Some years ago Ann & Bob started a pond. They damned up a natural wet spot at the base of the cliff behind the shop, next to a solitary old cottonwood tree. Some how that cottonwood tree got there. Not sure how. Cottonwood trees are not canyon dwellers. Its the only one for miles and miles around. There are plenty of their kind down in the great valley below and along the streams in meadows in the mountain above. But some how this cottonwood found her way here, to the Canyon. She found about the closest thing the Canyon has to offer like a meadow and planted herself.
Now Ann & Bob weren’t thinking so much about the Cottonwood when they started the pond as much as they were thinking about the frogs. That wet spot in the spring was wet enough to somehow be home to some frogs that would serenade the live long night and day if they felt like it, and that sounded pretty nice. But Ann & Bob wondered how the heck those frogs were going to survive when they knew that the wet spot come about August would be dry as a bone. So they gathered stones and dirt and built a lip along the down hill side of that wet spot and sure enough a little pond of water about 8 inches deep stayed around until about July and then it became dry as a bone. Funny thing though, next spring there were frogs again and they were signing just as loud. This year the pond has had a good charge of rain water and I am waiting for spring time warmth to get those frogs singing again.

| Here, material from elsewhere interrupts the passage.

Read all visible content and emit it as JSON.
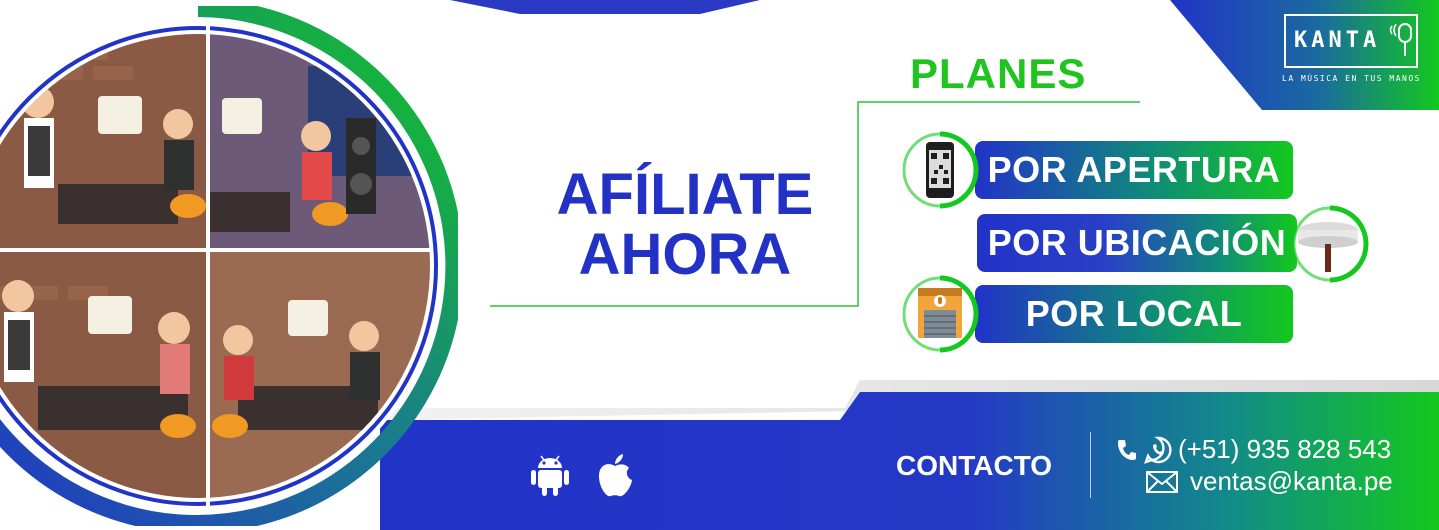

Now the bat box is a whole other idea that is now connected to the pond. First of all we all know that bats are good for eating mosquitoes and other pesky insects. So since we need the pond for the frogs, and the pond will also grow some mosquitoes it would make sense to have some bats to eat the mosquitoes. Besides bats need places to get a drink of water which they like to do on the fly so a little pond is perfect. But bats live year round and can’t disappear into the earth to wait for rain like the frogs so we will help the pond out this year by diverting a bit of the creek water into the pond year round. We’ll see how much water it takes to keep the pond with some level of water for the wildlife year round. Certainly the old Cottonwood tree, she will like it.